Semenjak pengumuman, hari liburku serasa hitam
putih tanpa warna, dan polos. Ah mungkin
kalau masih ukuran anak SD musim liburan akan pergi keluar kota, bermain
masak-masakan sambil membangun tenda di halaman rumah atau bersepedah
ramai-ramai dengan teman sebaya keliling kampung. Keadaan berbanding terbalik,
kalau toh aku ikut dalam acara anak SD pasti orang akan menganggap masa kecilku
kurang bahagia, maka aku hanya diam menghabiskan waktu untuk menonton TV yang
penuh berita politik, makan, tidur, cek notification media sosial dan nge-game
hampir sehari penuh hingga tiba SMS tawaran untuk rujakan bareng bersama teman
masa SMP, secara otomatis aku mengiyakan tawaran itu.
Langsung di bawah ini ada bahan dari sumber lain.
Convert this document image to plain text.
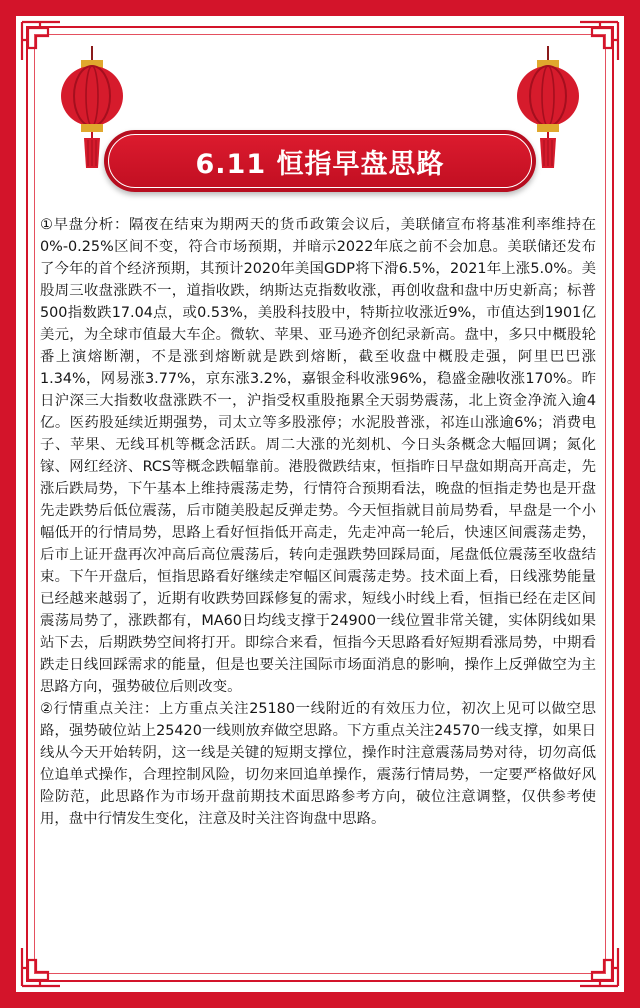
6.11 恒指早盘思路

①早盘分析：隔夜在结束为期两天的货币政策会议后，美联储宣布将基准利率维持在0%-0.25%区间不变，符合市场预期，并暗示2022年底之前不会加息。美联储还发布了今年的首个经济预期，其预计2020年美国GDP将下滑6.5%，2021年上涨5.0%。美股周三收盘涨跌不一，道指收跌，纳斯达克指数收涨，再创收盘和盘中历史新高；标普500指数跌17.04点，或0.53%，美股科技股中，特斯拉收涨近9%，市值达到1901亿美元，为全球市值最大车企。微软、苹果、亚马逊齐创纪录新高。盘中，多只中概股轮番上演熔断潮，不是涨到熔断就是跌到熔断，截至收盘中概股走强，阿里巴巴涨1.34%，网易涨3.77%，京东涨3.2%，嘉银金科收涨96%，稳盛金融收涨170%。昨日沪深三大指数收盘涨跌不一，沪指受权重股拖累全天弱势震荡，北上资金净流入逾4亿。医药股延续近期强势，司太立等多股涨停；水泥股普涨，祁连山涨逾6%；消费电子、苹果、无线耳机等概念活跃。周二大涨的光刻机、今日头条概念大幅回调；氮化镓、网红经济、RCS等概念跌幅靠前。港股微跌结束，恒指昨日早盘如期高开高走，先涨后跌局势，下午基本上维持震荡走势，行情符合预期看法，晚盘的恒指走势也是开盘先走跌势后低位震荡，后市随美股起反弹走势。今天恒指就目前局势看，早盘是一个小幅低开的行情局势，思路上看好恒指低开高走，先走冲高一轮后，快速区间震荡走势，后市上证开盘再次冲高后高位震荡后，转向走强跌势回踩局面，尾盘低位震荡至收盘结束。下午开盘后，恒指思路看好继续走窄幅区间震荡走势。技术面上看，日线涨势能量已经越来越弱了，近期有收跌势回踩修复的需求，短线小时线上看，恒指已经在走区间震荡局势了，涨跌都有，MA60日均线支撑于24900一线位置非常关键，实体阴线如果站下去，后期跌势空间将打开。即综合来看，恒指今天思路看好短期看涨局势，中期看跌走日线回踩需求的能量，但是也要关注国际市场面消息的影响，操作上反弹做空为主思路方向，强势破位后则改变。

②行情重点关注：上方重点关注25180一线附近的有效压力位，初次上见可以做空思路，强势破位站上25420一线则放弃做空思路。下方重点关注24570一线支撑，如果日线从今天开始转阴，这一线是关键的短期支撑位，操作时注意震荡局势对待，切勿高低位追单式操作，合理控制风险，切勿来回追单操作，震荡行情局势，一定要严格做好风险防范，此思路作为市场开盘前期技术面思路参考方向，破位注意调整，仅供参考使用，盘中行情发生变化，注意及时关注咨询盘中思路。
Yang penting kumpul sebelum merantau lagi.
Baru
beberapa anak yang datang ke rumah Ninik, kali ini dia menjadi tuan rumah. Aku,
Ais, dan Ninik pergi ke dapur untuk menyiapkan bumbu, teman yang lain kebagian
mengupas dan memotong buah.
“
Cieee, sudah ada yang mau merantau di bumi keraton nih, keterima di jurusan
sejarah murni ya?” celetuk Ais di sela gemringsing gorengan kacang tanah.
“ Honto ni?[1]
Wah selamat-selamat, dengar-dengar si Rendra mau merantau lagi ya? Tapi di
Jember, kenapa nggak di Jawa timur aja Dis kan enak tuh masih bisa ketemu Rendra
kapan aja”. Ninik ikut bicara, melontarkan pertanyaan beruntun. Nama itu
disebut lagi, sudah hampir 3 tahun aku tak pernah ada orang yang
membicarakannya, apalagi mendengar kabarnya. Rendra, ya nama itu kembali dalam
ingatanku lagi.
Apa-apaan
ini mayoritas mereka akan berasumsi orang sejarah itu golongan orang-orang yang
susah move on terhadap mantan baik itu mantan pacar, mantan calon pacar atau
mantan-mantan yang lain, identik dengan insomnia sepanjang malam dan galau
berkepanjangan
“
Hehehehe... iya, benarkah? Beruntung sekali dia bisa merantau dari usia belia”.
Aku terkejut, sekaligus bengong.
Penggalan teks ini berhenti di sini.